In this study, we identified a novel heterozygous nonsense variant in the CTNNA3 gene, c.2023G>T (p.Glu675*), in the proband. This variant introduces a premature stop codon and is classified as pathogenic based on ClinVar annotations and ACMG criteria.

Interestingly, both germline CTNNA3 and TTN variants coexist in the proband and other affected family members, suggesting a potential digenic contribution to the disease phenotype. Furthermore, two younger family members, who are currently asymptomatic, carried only one of the two identified variants either the TTN or the CTNNA3 nonsense pathogenic/likely pathogenic variant. This finding suggests the possibility of incomplete penetrance, variable expressivity, or age-dependent onset of the disease.
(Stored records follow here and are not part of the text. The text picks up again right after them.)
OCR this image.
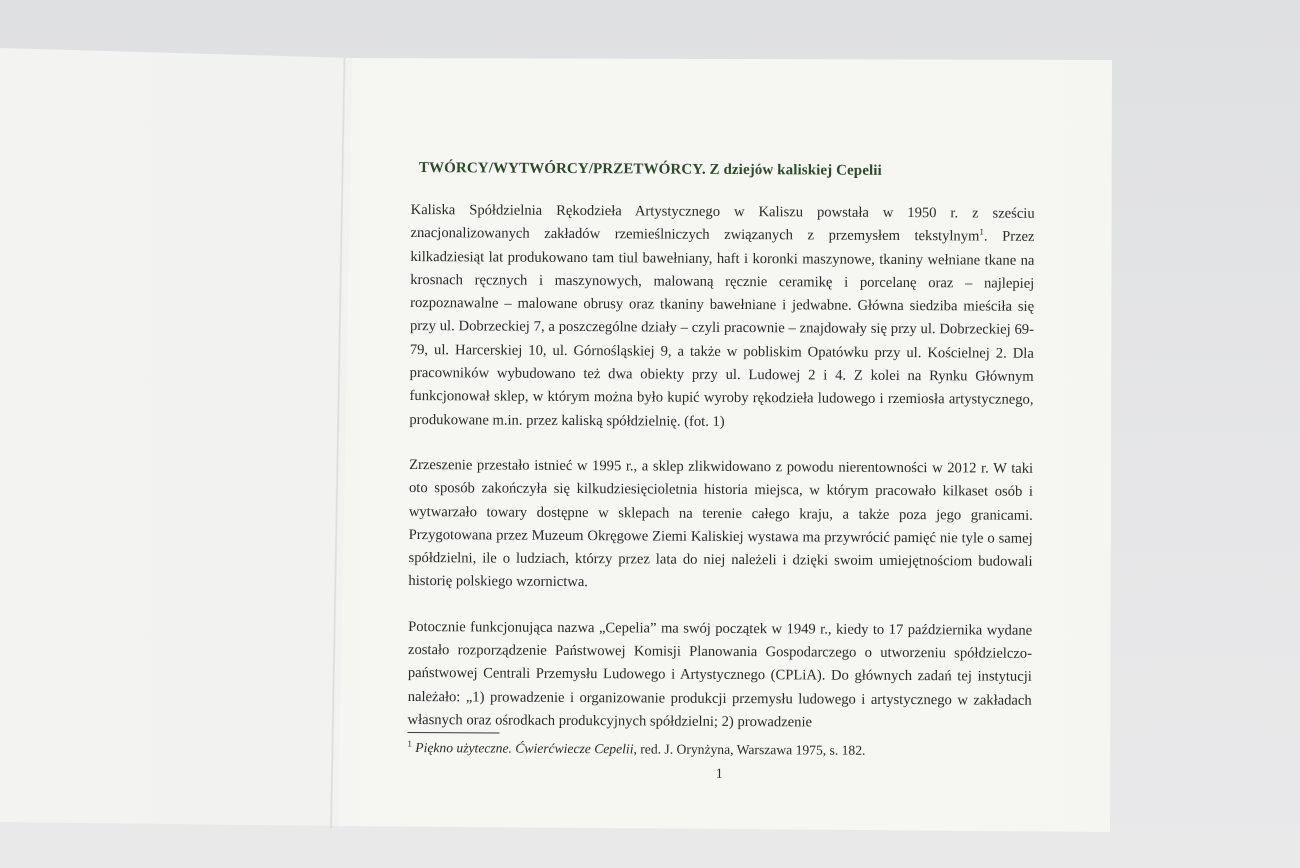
TWÓRCY/WYTWÓRCY/PRZETWÓRCY. Z dziejów kaliskiej Cepelii

Kaliska Spółdzielnia Rękodzieła Artystycznego w Kaliszu powstała w 1950 r. z sześciu znacjonalizowanych zakładów rzemieślniczych związanych z przemysłem tekstylnym$^1$. Przez kilkadziesiąt lat produkowano tam tiul bawełniany, haft i koronki maszynowe, tkaniny wełniane tkane na krosnach ręcznych i maszynowych, malowaną ręcznie ceramikę i porcelanę oraz – najlepiej rozpoznawalne – malowane obrusy oraz tkaniny bawełniane i jedwabne. Główna siedziba mieściła się przy ul. Dobrzeckiej 7, a poszczególne działy – czyli pracownie – znajdowały się przy ul. Dobrzeckiej 69-79, ul. Harcerskiej 10, ul. Górnośląskiej 9, a także w pobliskim Opatówku przy ul. Kościelnej 2. Dla pracowników wybudowano też dwa obiekty przy ul. Ludowej 2 i 4. Z kolei na Rynku Głównym funkcjonował sklep, w którym można było kupić wyroby rękodzieła ludowego i rzemiosła artystycznego, produkowane m.in. przez kaliską spółdzielnię. (fot. 1)

Zrzeszenie przestało istnieć w 1995 r., a sklep zlikwidowano z powodu nierentowności w 2012 r. W taki oto sposób zakończyła się kilkudziesięcioletnia historia miejsca, w którym pracowało kilkaset osób i wytwarzało towary dostępne w sklepach na terenie całego kraju, a także poza jego granicami. Przygotowana przez Muzeum Okręgowe Ziemi Kaliskiej wystawa ma przywrócić pamięć nie tyle o samej spółdzielni, ile o ludziach, którzy przez lata do niej należeli i dzięki swoim umiejętnościom budowali historię polskiego wzornictwa.

Potocznie funkcjonująca nazwa „Cepelia” ma swój początek w 1949 r., kiedy to 17 października wydane zostało rozporządzenie Państwowej Komisji Planowania Gospodarczego o utworzeniu spółdzielczo-państwowej Centrali Przemysłu Ludowego i Artystycznego (CPLiA). Do głównych zadań tej instytucji należało: „1) prowadzenie i organizowanie produkcji przemysłu ludowego i artystycznego w zakładach własnych oraz ośrodkach produkcyjnych spółdzielni; 2) prowadzenie

$^1$ Piękno użyteczne. Ćwierćwiecze Cepelii, red. J. Orynżyna, Warszawa 1975, s. 182.

1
Clinical evaluation, including transthoracic echocardiography, revealed no significant abnormalities in those individuals. The absence of a detectable phenotype in carriers of a single variant supports the hypothesis that co-inheritance of both TTN and CTNNA3 variants may be required for disease expression, consistent with a potential digenic inheritance model contributing to the pathogenesis of dilated cardiomyopathy in this pedigree. In our study, the early and severe disease onset at the age of 2 may reflect an additive or synergistic effect of the TTN and CTNNA3 variants, supporting the hypothesis that combined genetic hits may increase disease severity and accelerate its clinical manifestation.
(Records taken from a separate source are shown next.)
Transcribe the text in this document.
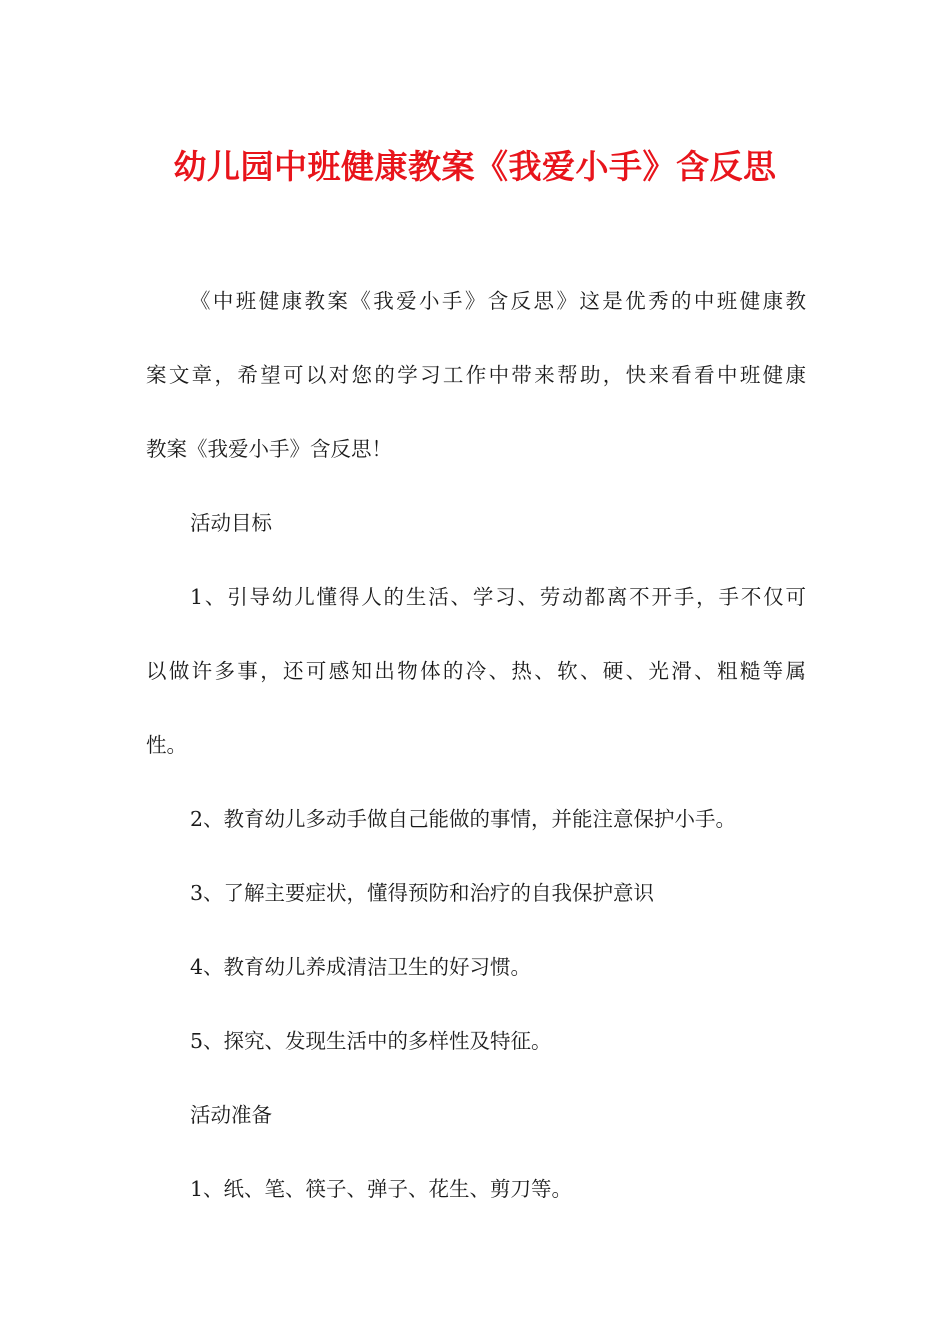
幼儿园中班健康教案《我爱小手》含反思
《中班健康教案《我爱小手》含反思》这是优秀的中班健康教
案文章，希望可以对您的学习工作中带来帮助，快来看看中班健康
教案《我爱小手》含反思！
活动目标
1、引导幼儿懂得人的生活、学习、劳动都离不开手，手不仅可
以做许多事，还可感知出物体的冷、热、软、硬、光滑、粗糙等属
性。
2、教育幼儿多动手做自己能做的事情，并能注意保护小手。
3、了解主要症状，懂得预防和治疗的自我保护意识
4、教育幼儿养成清洁卫生的好习惯。
5、探究、发现生活中的多样性及特征。
活动准备
1、纸、笔、筷子、弹子、花生、剪刀等。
The co-occurrence of pathogenic variants in cardiomyopathy-associated genes is relatively rare but has been increasingly recognized as a potential contributor to more severe or early-onset phenotypes. Recently, Han et al. report a case of DCM with a novel TTN variant, as well as two rare variants in the SCN5A and LDLR genes.³¹ It is interesting to mention that the TTN/CTNNA3 combination has not been reported previously in DCM.
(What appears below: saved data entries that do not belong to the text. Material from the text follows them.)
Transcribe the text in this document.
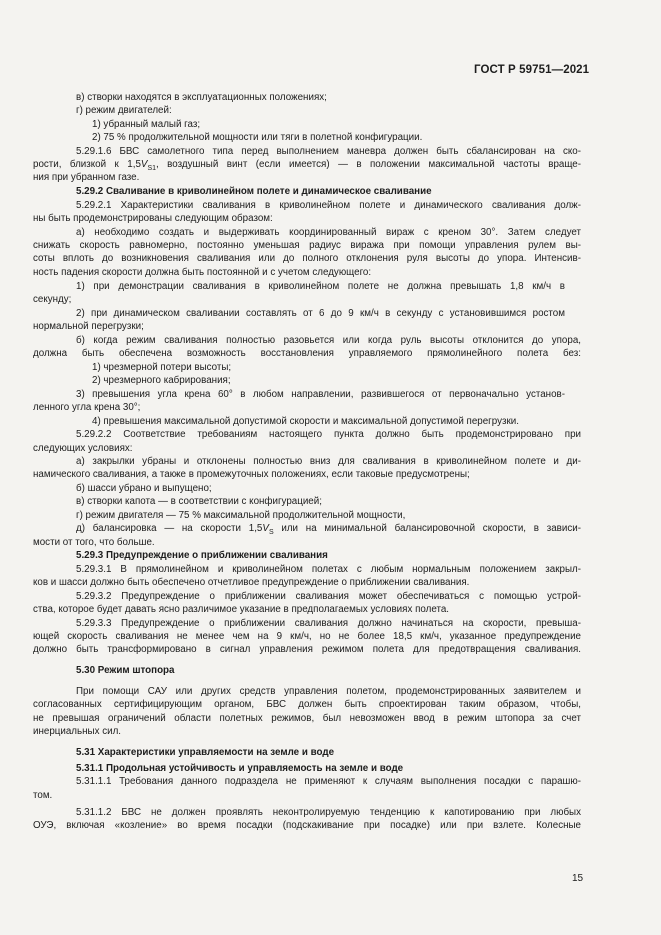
ГОСТ Р 59751—2021
в) створки находятся в эксплуатационных положениях;
г) режим двигателей:
1) убранный малый газ;
2) 75 % продолжительной мощности или тяги в полетной конфигурации.
5.29.1.6 БВС самолетного типа перед выполнением маневра должен быть сбалансирован на ско-
рости, близкой к $1,5V_{S1}$, воздушный винт (если имеется) — в положении максимальной частоты враще-
ния при убранном газе.
5.29.2 Сваливание в криволинейном полете и динамическое сваливание
5.29.2.1 Характеристики сваливания в криволинейном полете и динамического сваливания долж-
ны быть продемонстрированы следующим образом:
а) необходимо создать и выдерживать координированный вираж с креном 30°. Затем следует
снижать скорость равномерно, постоянно уменьшая радиус виража при помощи управления рулем вы-
соты вплоть до возникновения сваливания или до полного отклонения руля высоты до упора. Интенсив-
ность падения скорости должна быть постоянной и с учетом следующего:
1) при демонстрации сваливания в криволинейном полете не должна превышать 1,8 км/ч в
секунду;
2) при динамическом сваливании составлять от 6 до 9 км/ч в секунду с установившимся ростом
нормальной перегрузки;
б) когда режим сваливания полностью разовьется или когда руль высоты отклонится до упора,
должна быть обеспечена возможность восстановления управляемого прямолинейного полета без:
1) чрезмерной потери высоты;
2) чрезмерного кабрирования;
3) превышения угла крена 60° в любом направлении, развившегося от первоначально установ-
ленного угла крена 30°;
4) превышения максимальной допустимой скорости и максимальной допустимой перегрузки.
5.29.2.2 Соответствие требованиям настоящего пункта должно быть продемонстрировано при
следующих условиях:
а) закрылки убраны и отклонены полностью вниз для сваливания в криволинейном полете и ди-
намического сваливания, а также в промежуточных положениях, если таковые предусмотрены;
б) шасси убрано и выпущено;
в) створки капота — в соответствии с конфигурацией;
г) режим двигателя — 75 % максимальной продолжительной мощности,
д) балансировка — на скорости $1,5V_S$ или на минимальной балансировочной скорости, в зависи-
мости от того, что больше.
5.29.3 Предупреждение о приближении сваливания
5.29.3.1 В прямолинейном и криволинейном полетах с любым нормальным положением закрыл-
ков и шасси должно быть обеспечено отчетливое предупреждение о приближении сваливания.
5.29.3.2 Предупреждение о приближении сваливания может обеспечиваться с помощью устрой-
ства, которое будет давать ясно различимое указание в предполагаемых условиях полета.
5.29.3.3 Предупреждение о приближении сваливания должно начинаться на скорости, превыша-
ющей скорость сваливания не менее чем на 9 км/ч, но не более 18,5 км/ч, указанное предупреждение
должно быть трансформировано в сигнал управления режимом полета для предотвращения сваливания.
5.30 Режим штопора
При помощи САУ или других средств управления полетом, продемонстрированных заявителем и
согласованных сертифицирующим органом, БВС должен быть спроектирован таким образом, чтобы,
не превышая ограничений области полетных режимов, был невозможен ввод в режим штопора за счет
инерциальных сил.
5.31 Характеристики управляемости на земле и воде
5.31.1 Продольная устойчивость и управляемость на земле и воде
5.31.1.1 Требования данного подраздела не применяют к случаям выполнения посадки с парашю-
том.
5.31.1.2 БВС не должен проявлять неконтролируемую тенденцию к капотированию при любых
ОУЭ, включая «козление» во время посадки (подскакивание при посадке) или при взлете. Колесные
15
This finding further underscores once again the genetic complexity of cardiomyopathy and highlights the utility of whole-exome sequencing (WES) in identifying novel candidate genes to improve patient management. In our previous work, we performed WES on a Tunisian family presenting with complex hypertrophic cardiomyopathy and identified a variant in the MRPL44 gene that segregates with the disease phenotype, suggesting a potential role for MRPL44 in the genetic etiology of hypertrophic cardiomyopathy.³²

In conclusion, this case highlights the critical importance of comprehensive genetic evaluation in pediatric DCM, particularly when familial inheritance is suspected. The co-occurrence of two pathogenic variants in the TTN and CTNNA3 genes in a symptomatic family member underscores the genetic complexity of cardiomyopathies and supports the hypothesis of a multigenic model contributing to severe, early-onset phenotypes. These findings directly informed a targeted family screening strategy and prompted close cardiologic monitoring for at-risk relatives, enabling early identification and intervention.

Ethics statement

The Institutional human ethics committee of the Faculty of Medicine of Sfax-Tunisia., approved this work (N^o65/24). Written informed consent to participate in this study was provided by all participants and, for children, by their legal guardian/close relative. All data were fully anonymized prior to analysis to ensure confidentiality, in compliance with ethical standards, and in adherence to the Declaration of Helsinki.